ベートーヴェン: ヴァイオリン協奏曲、交響曲第4番、合唱幻想曲

この日は、11時半から、公開プローベがあり、 ヴァイオリン協奏曲と合唱幻想曲のゲネプロが公開で行われた (全体を通したあと、ソリストとの最後の打ち合わせをしたり、オケと最後の確認をしたり)。 午後に参加した劇場の見学ツアーの際に、ステージ袖のスケジュール表を見たら、 午前10時からは、第4交響曲のプローベがあったらしい (その時に、交響曲が第2番から第4番に変更されることも知った)。 公開ゲネプロの開始前は、アバド自身は今回も挨拶をせず、事務局長が代わりに挨拶して、来年の予定などを説明していた。

例によって、主な演奏メンバーは、以下のようだったと思う。 フルートは、合唱幻想曲以外は、1本だけ。

Fl) 1:ブラウ、2:庄田(合唱幻想曲のみ)
Ob) 1:シェレンベルガー、2:ハルトマン
Cl) 1:フックス、2:プライス
Fg) 1:ダミアーノ、2:マリオン
Hrn) 1:エキストラ、2:マックウィリアム
Trp) 1:クレッツァー、2:クラモア
Timp) ゼーガース
1stVn) スタブラヴァ、ブラウンシュタイン
2ndVn) シュターデルマン、ゲアハルト(合唱幻想曲のみ、それまでは別の若い人)
Va) ダヌータ、清水
Vc) ファウスト、マニンガー
Cb) シュトル、ヴォルフ

昼に2曲も聞いて満足したので、夕方の本番は、無理に聞かなくても、という気もしたのだが(^_^;)、 やはり、もったいないので、聞きに行った。 驚いたのは、3曲とも、弦楽器の人数が異なっていたこと (交響曲以外は、昼の時点でわかっていたが)。

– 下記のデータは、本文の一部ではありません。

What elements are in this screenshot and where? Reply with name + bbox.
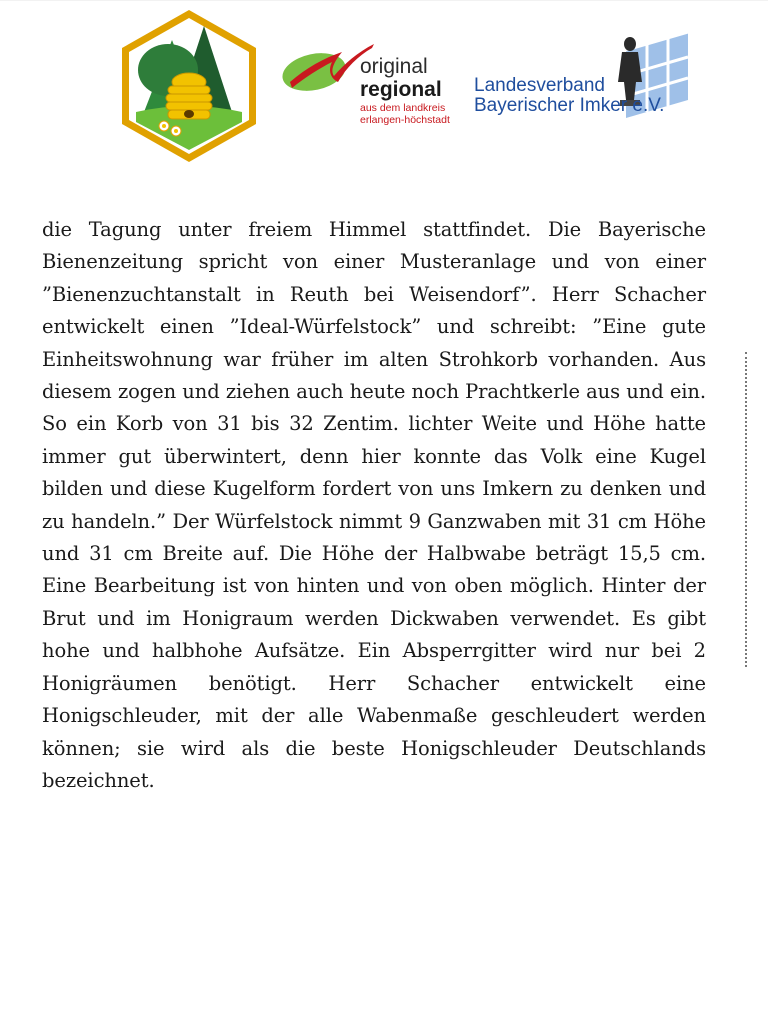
logo-text-regional: regional [360, 78, 442, 101]
logo-header [0, 0, 768, 170]
original-regional-logo [280, 38, 460, 148]
logo-text-original: original [360, 55, 428, 78]
logo-text-erlangen: erlangen-höchstadt [360, 113, 450, 126]
logo-text-bayerischer-imker: Bayerischer Imker e.V. [474, 94, 665, 116]
lvbi-logo [470, 30, 700, 130]
logo-text-landesverband: Landesverband [474, 75, 605, 96]
article-paragraph: die Tagung unter freiem Himmel stattfindet. Die Bayerische Bienenzeitung spricht von einer Musteranlage und von einer ”Bienenzuchtanstalt in Reuth bei Weisendorf”. Herr Schacher entwickelt einen ”Ideal-Würfelstock” und schreibt: ”Eine gute Einheitswohnung war früher im alten Strohkorb vorhanden. Aus diesem zogen und ziehen auch heute noch Prachtkerle aus und ein. So ein Korb von 31 bis 32 Zentim. lichter Weite und Höhe hatte immer gut überwintert, denn hier konnte das Volk eine Kugel bilden und diese Kugelform fordert von uns Imkern zu denken und zu handeln.” Der Würfelstock nimmt 9 Ganzwaben mit 31 cm Höhe und 31 cm Breite auf. Die Höhe der Halbwabe beträgt 15,5 cm. Eine Bearbeitung ist von hinten und von oben möglich. Hinter der Brut und im Honigraum werden Dickwaben verwendet. Es gibt hohe und halbhohe Aufsätze. Ein Absperrgitter wird nur bei 2 Honigräumen benötigt. Herr Schacher entwickelt eine Honigschleuder, mit der alle Wabenmaße geschleudert werden können; sie wird als die beste Honigschleuder Deutschlands bezeichnet. [42, 218, 706, 792]
beehive-logo [110, 0, 268, 168]
beehive-logo-icon [110, 0, 268, 168]
logo-text-landkreis: aus dem landkreis [360, 102, 446, 114]
margin-dotted-rule [745, 352, 747, 667]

ヴァイオリン協奏曲 12 - 10 -  8 - 6 - 4
交響曲第4番 10 -   8 -  6 - 6 - 4
合唱幻想曲 12 - 12 - 10 - 8 - 4

ヴァイオリン協奏曲でのヴェンゲーロフのソロは、なかなか堂に入ったもので、 オケの好サポートも得て、なかなかの名演だったのではなかろうか。 オケもよく鳴っていたが、前日にメータで聞いたせいか、 かえって引き締まった感じの音にも聞こえてもきた。 公開プローベでは、第1楽章を通したあと、冒頭部分のオーボエに、クラリネットとぴったり音程を合わせるよう、何度も吹き直させていた。 もっとも、夜の本番では、それほど改善されたとも思われなかったが。

交響曲の第4番は、第7番と対にして演奏されることも多いだけに、 他の日に第7番も演奏された今回のイースター、 第2番から第4番に変更されたのは、まあ、理にかなったものといえるだろう。 相変わらず、全体に早めのテンポで処理していたが (終楽章は、ファゴットのダミアーノも大変だったことであろう)、 やはり、この曲だけ、なぜファースト・ヴァイオリンを10人に減らして演奏する必然性があるのか、 よく理解できないまま終わったという感じではあった。

最後の合唱幻想曲、まあ、昼に一度聞けば十分、といった感じの曲という気もしたが(^_^;)、 ポリーニの気合いの入った前奏、BPOの妙技(弦楽器の4人のトップ奏者によるアンサンブルも絶品)に続き、6人の独唱者が歌い出し、祝祭的な雰囲気の合唱で締めくくられると、 それなりに盛り上がって感銘深く終わる曲ではある。

なお、この日は、州立劇場で19時30分から「フルトヴェングラー事件」という演劇が上演されていて、 終演後に急いで移動し、21時過ぎに始まった後半だけは、 何とか、かろうじて見ることができたのだった。